Towards Computationally Feasible Deep Active Learning
This work addresses computational feasibility issues in deep active learning for text classification and tagging, offering incremental improvements to reduce resource requirements.
The paper tackles the computational burden of deep active learning by proposing two techniques that reduce iteration duration and overhead, and demonstrates that their algorithm overcomes the performance gap between acquisition and successor models, achieving higher performance with a smaller, faster acquisition model.

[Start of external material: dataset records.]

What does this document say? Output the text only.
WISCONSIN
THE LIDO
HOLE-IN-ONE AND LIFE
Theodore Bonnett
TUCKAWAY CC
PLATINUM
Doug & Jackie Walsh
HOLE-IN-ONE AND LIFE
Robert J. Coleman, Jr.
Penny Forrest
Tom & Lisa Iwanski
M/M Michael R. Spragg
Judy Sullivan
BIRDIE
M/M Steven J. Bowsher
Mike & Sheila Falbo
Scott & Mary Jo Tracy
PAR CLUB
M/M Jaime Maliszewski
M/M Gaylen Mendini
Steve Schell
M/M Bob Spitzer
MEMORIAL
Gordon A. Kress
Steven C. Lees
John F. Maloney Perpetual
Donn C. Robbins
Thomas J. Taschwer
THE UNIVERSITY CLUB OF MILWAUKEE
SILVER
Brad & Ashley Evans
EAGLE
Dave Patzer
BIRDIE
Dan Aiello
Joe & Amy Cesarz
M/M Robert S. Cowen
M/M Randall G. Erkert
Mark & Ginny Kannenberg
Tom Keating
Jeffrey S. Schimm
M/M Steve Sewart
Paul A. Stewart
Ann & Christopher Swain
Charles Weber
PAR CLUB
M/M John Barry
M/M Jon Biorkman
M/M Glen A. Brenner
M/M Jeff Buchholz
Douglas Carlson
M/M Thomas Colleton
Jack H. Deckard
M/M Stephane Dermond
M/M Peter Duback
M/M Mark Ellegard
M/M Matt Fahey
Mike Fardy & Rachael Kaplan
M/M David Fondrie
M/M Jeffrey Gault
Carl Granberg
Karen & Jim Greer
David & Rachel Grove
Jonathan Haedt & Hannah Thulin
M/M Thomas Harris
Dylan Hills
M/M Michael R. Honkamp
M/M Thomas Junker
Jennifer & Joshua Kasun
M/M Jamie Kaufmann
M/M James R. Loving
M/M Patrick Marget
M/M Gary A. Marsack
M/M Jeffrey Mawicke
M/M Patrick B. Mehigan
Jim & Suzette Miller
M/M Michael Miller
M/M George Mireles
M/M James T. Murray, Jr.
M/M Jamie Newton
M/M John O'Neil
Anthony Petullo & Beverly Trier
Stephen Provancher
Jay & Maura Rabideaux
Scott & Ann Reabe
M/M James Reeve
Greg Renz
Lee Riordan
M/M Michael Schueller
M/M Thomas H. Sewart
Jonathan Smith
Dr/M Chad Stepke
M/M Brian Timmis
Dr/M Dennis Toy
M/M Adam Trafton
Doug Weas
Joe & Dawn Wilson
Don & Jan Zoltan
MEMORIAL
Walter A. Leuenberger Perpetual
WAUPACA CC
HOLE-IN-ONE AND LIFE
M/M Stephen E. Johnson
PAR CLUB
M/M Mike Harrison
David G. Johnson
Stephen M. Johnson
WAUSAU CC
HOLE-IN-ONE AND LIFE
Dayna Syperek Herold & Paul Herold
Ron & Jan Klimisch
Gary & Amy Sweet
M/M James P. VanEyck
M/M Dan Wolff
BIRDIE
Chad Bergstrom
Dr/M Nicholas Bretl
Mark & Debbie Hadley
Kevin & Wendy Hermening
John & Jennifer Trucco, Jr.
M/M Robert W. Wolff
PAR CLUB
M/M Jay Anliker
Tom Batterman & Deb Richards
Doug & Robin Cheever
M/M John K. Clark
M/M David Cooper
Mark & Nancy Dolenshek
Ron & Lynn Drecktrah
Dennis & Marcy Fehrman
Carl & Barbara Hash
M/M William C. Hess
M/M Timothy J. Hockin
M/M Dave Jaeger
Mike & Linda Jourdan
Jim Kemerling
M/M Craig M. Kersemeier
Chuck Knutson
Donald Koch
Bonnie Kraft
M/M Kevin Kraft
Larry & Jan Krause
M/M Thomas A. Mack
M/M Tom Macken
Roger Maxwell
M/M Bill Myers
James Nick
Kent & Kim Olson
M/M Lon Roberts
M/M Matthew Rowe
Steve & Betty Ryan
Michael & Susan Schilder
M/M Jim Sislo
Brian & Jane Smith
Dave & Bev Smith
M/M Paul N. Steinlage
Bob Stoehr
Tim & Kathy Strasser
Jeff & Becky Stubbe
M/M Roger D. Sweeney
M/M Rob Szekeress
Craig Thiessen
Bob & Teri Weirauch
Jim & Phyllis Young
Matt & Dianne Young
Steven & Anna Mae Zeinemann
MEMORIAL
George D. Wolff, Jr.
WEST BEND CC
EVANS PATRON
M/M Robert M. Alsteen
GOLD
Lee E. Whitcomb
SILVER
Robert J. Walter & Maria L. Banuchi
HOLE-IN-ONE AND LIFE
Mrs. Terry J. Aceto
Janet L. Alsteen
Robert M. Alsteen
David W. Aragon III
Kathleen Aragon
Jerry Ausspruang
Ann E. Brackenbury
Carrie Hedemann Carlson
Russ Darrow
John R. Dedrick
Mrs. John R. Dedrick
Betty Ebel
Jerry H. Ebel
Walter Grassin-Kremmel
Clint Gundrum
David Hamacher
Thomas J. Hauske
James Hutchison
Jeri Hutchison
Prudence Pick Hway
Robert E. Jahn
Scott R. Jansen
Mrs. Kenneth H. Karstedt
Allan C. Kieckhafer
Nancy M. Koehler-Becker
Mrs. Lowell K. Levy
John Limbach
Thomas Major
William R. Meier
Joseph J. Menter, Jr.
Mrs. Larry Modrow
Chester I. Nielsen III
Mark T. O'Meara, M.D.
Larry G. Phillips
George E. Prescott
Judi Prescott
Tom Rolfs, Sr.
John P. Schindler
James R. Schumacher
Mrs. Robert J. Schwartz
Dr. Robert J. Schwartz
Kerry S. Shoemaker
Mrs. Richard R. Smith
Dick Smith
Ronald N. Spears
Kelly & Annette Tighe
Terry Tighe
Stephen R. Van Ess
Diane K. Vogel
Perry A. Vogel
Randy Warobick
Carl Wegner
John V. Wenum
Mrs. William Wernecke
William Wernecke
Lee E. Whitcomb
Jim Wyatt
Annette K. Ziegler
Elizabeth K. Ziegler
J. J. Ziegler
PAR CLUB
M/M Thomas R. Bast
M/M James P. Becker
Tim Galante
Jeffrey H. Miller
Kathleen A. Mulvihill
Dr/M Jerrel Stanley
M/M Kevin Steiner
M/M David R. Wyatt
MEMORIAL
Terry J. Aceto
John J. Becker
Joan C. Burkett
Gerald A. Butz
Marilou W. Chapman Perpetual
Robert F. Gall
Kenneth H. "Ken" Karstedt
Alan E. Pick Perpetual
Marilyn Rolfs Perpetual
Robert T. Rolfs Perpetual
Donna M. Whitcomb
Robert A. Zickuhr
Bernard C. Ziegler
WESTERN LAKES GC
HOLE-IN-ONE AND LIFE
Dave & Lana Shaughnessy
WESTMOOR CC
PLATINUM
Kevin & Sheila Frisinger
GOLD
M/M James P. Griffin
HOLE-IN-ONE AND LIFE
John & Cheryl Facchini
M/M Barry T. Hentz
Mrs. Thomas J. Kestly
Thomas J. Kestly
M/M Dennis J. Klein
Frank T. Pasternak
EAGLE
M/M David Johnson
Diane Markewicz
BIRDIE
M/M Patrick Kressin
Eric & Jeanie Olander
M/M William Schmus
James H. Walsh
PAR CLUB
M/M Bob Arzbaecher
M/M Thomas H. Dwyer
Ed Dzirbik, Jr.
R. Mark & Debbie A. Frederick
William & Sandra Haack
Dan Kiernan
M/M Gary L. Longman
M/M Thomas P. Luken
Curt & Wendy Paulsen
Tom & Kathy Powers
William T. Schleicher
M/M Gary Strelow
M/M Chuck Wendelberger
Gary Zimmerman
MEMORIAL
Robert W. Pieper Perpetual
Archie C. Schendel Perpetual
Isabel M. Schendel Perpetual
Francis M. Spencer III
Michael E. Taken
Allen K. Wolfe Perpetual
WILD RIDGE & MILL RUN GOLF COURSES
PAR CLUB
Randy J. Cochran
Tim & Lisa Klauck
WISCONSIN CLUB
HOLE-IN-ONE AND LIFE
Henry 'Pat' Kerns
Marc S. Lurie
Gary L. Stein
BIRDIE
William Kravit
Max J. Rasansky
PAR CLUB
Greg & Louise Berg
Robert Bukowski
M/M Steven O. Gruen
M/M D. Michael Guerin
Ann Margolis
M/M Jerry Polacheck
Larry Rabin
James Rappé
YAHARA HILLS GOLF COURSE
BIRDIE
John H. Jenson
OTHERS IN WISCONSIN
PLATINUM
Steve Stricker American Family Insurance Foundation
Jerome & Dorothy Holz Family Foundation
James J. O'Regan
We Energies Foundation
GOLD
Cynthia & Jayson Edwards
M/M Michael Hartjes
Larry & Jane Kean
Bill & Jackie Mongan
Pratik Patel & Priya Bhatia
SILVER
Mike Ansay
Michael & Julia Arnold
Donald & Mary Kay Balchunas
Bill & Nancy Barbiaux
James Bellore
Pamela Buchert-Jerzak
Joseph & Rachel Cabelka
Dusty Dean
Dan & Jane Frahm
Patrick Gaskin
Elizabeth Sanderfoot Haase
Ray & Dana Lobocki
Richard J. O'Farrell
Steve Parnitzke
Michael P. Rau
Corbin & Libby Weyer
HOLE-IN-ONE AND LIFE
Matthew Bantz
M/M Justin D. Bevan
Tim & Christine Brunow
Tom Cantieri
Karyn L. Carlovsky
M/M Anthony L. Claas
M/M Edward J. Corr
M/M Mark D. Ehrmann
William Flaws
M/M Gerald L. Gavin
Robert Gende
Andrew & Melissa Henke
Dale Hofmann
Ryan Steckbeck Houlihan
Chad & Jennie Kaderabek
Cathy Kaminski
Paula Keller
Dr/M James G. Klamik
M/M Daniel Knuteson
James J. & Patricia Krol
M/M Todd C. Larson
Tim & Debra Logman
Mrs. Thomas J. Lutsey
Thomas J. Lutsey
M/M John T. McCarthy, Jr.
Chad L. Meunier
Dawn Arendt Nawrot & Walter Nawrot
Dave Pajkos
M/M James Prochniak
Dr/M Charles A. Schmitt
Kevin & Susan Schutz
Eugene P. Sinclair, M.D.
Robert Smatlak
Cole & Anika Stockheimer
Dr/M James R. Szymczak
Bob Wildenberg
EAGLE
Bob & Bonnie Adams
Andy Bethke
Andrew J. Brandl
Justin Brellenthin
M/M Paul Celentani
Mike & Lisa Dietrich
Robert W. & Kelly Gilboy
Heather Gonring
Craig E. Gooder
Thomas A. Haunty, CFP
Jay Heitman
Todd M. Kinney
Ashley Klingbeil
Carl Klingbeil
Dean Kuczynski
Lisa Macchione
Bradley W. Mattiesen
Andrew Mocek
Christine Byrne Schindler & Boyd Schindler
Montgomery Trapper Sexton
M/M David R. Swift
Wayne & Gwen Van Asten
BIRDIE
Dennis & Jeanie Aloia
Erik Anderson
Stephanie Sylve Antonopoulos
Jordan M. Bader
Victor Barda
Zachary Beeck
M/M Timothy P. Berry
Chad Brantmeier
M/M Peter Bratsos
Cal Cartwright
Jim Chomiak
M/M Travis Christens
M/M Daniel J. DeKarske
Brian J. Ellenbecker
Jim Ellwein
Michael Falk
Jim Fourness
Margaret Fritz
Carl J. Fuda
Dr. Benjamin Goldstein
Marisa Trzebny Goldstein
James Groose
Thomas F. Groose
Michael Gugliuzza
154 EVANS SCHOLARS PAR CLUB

Active learning (AL) is a prominent technique for reducing the annotation effort required for training machine learning models. Deep learning offers a solution for several essential obstacles to deploying AL in practice but introduces many others. One of such problems is the excessive computational resources required to train an acquisition model and estimate its uncertainty on instances in the unlabeled pool. We propose two techniques that tackle this issue for text classification and tagging tasks, offering a substantial reduction of AL iteration duration and the computational overhead introduced by deep acquisition models in AL. We also demonstrate that our algorithm that leverages pseudo-labeling and distilled models overcomes one of the essential obstacles revealed previously in the literature. Namely, it was shown that due to differences between an acquisition model used to select instances during AL and a successor model trained on the labeled data, the benefits of AL can diminish. We show that our algorithm, despite using a smaller and faster acquisition model, is capable of training a more expressive successor model with higher performance.